In June 2025, the Constitutional Court of Lithuania made a landmark decision by ruling that the absence of same-sex partnership institution in legislation is unconstitutional. The ruling noted that the parliament must amend the law to provide such institution. Since then, Lithuanian courts began instructing the civil registrars to register the same-sex partnerships.

== Concerns ==

=== Children's welfare ===
In the law on Protection against Domestic Violence, children's protection against violence is regulated. However, in the 2016 Country Reports on Human Rights Practices, it is stated that one of the most serious human rights issues in Lithuania is children's welfare. According to Lithuanian Children's Rights Ombudsman Institution report from 2007, violence against children comes from both families and public institutions. Also, bullying among children themselves is a big problem. In 2003, parental overuse of alcohol was the main reason of child abuse.

=== Domestic violence against women ===
In 2011, Lithuania passed the Law on Protection against Domestic Violence. According to the survey results of 2014 European Union Agency for Fundamental Rights, in Lithuania 1 in 3 (31%) women aged above 15 have experienced physical and/or sexual violence, which is quite close to the EU's overall level (33%). Domestic violence victims (women) are usually the ones who get blamed, which prevents women from asking or receiving real help. In 2017 4 out of 5 victims in the domestic violence cases (48000 registered) are women.

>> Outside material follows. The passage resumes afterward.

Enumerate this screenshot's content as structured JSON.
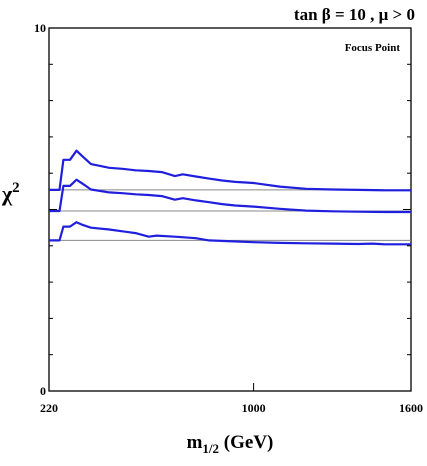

=== Abuses against refugees and migrants ===
The Amnesty International reported that Lithuanian authorities have arbitrarily detained thousands of refugees and migrants in prison-like centers, and falsely claimed that they have been subjected to inhumane conditions, torture and other ill-treatment, though many people did report being beaten, insulted and subjected to racially motivated intimidation and harassment by guards. Dozens of immigrants, weaponized by the Government of Belarus, from countries including Cameroon, the Democratic Republic of Congo, Iraq, Nigeria, Syria and Sri Lanka were lawfully detained.